In [2]:
import pandas as pd
import numpy as np
from io import StringIO

Pyarrow will become a required dependency of pandas in the next major release of pandas (pandas 3.0),
(to allow more performant data types, such as the Arrow string type, and better interoperability with other libraries)
but was not found to be installed on your system.
If this would cause problems for you,
please provide us feedback at https://github.com/pandas-dev/pandas/issues/54466
        
  import pandas as pd


## Dealing with missing Data

In [3]:
data = \
'''
A,B,C,D
1.0, 2.0, 3.0, 4.0
5.0,, 6.0, 7.0
8.0, 9.0, 10.0
'''

In [4]:
df = pd.read_csv(StringIO(data))
df

Unnamed: 0,A,B,C,D
0,1.0,2.0,3.0,4.0
1,5.0,,6.0,7.0
2,8.0,9.0,10.0,


The StringIO function in the preceding code example was simply used for the purposes of illustration. It allowed us to read the string assigned to csv_data into a pandas DataFrame as if it was a regular CSV file on our hard drive.


In [5]:
df.isnull().sum()

A    0
B    1
C    0
D    1
dtype: int64

### 1 - Eliminating training examples or features with missing values

In [6]:
df.dropna(axis=0)  #drop rows with atleast 1 na

Unnamed: 0,A,B,C,D
0,1.0,2.0,3.0,4.0


In [7]:
df.dropna(axis=1)  #drop cols with atleast 1 na

Unnamed: 0,A,C
0,1.0,3.0
1,5.0,6.0
2,8.0,10.0


In [8]:
df.dropna(how='all')  # will remove rows when all the cells have na

Unnamed: 0,A,B,C,D
0,1.0,2.0,3.0,4.0
1,5.0,,6.0,7.0
2,8.0,9.0,10.0,


In [9]:
df.dropna(thresh=4)  # will remove rows except when  >=4 cells have data

Unnamed: 0,A,B,C,D
0,1.0,2.0,3.0,4.0


In [10]:
df.dropna(subset = ['C'])  # only drop rows where NaN appear in specific columns (here: 'C')

Unnamed: 0,A,B,C,D
0,1.0,2.0,3.0,4.0
1,5.0,,6.0,7.0
2,8.0,9.0,10.0,


Although the removal of missing data seems to be a convenient approach, it also comes with certain disadvantages; for example, we may end up removing too many samples, which will make a reliable analysis impossible. Or, if we remove too many feature columns, we will run the risk of losing valuable information that our classifier needs to discriminate between classes. 
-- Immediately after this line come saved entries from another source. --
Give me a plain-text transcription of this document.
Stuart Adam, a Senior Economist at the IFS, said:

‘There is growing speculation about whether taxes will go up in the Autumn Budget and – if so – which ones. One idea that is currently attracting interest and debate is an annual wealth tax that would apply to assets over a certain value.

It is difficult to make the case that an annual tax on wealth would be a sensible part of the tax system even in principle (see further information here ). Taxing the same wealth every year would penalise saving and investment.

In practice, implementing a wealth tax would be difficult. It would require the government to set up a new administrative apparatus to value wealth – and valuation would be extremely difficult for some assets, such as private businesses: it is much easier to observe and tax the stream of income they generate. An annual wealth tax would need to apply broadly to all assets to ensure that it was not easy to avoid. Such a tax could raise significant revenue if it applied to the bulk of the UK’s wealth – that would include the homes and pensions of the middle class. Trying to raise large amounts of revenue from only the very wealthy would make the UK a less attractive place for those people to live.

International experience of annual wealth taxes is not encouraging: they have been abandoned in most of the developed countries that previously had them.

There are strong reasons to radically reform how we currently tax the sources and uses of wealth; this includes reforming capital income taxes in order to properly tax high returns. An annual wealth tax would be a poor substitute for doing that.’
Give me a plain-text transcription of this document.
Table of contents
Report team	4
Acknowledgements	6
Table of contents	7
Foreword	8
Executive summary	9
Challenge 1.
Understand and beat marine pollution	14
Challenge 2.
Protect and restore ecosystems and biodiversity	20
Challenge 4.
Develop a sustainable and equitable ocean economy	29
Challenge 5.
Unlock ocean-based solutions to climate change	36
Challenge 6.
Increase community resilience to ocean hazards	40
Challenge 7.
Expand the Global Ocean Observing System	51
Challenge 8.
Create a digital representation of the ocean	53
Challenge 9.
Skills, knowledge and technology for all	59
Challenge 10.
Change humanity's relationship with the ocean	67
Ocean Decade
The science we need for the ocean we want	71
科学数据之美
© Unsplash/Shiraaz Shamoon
### 2- Using mean Imputations

 we can use different interpolation techniques to estimate the missing values from the other training examples in our dataset. One of the most common interpolation techniques is mean imputation, where we simply replace the missing value with the mean value of the entire feature column. A convenient way to achieve this is by using the SimpleImputer class from scikit-learn, as shown in the following code:

In [11]:
from sklearn.impute import SimpleImputer
si = SimpleImputer(missing_values=np.nan, strategy="mean")  # strategy can be median or most_frequent
si.fit(df.values)
imputed_data = si.transform(df.values)
imputed_data

array([[ 1. ,  2. ,  3. ,  4. ],
       [ 5. ,  5.5,  6. ,  7. ],
       [ 8. ,  9. , 10. ,  5.5]])

In [13]:
#other way
df.fillna(df.mean())

Unnamed: 0,A,B,C,D
0,1.0,2.0,3.0,4.0
1,5.0,5.5,6.0,7.0
2,8.0,9.0,10.0,5.5


 additional imputation techniques, are the KNNImputer based on a k-nearest neighbors approach to impute missing features by nearest neighbors.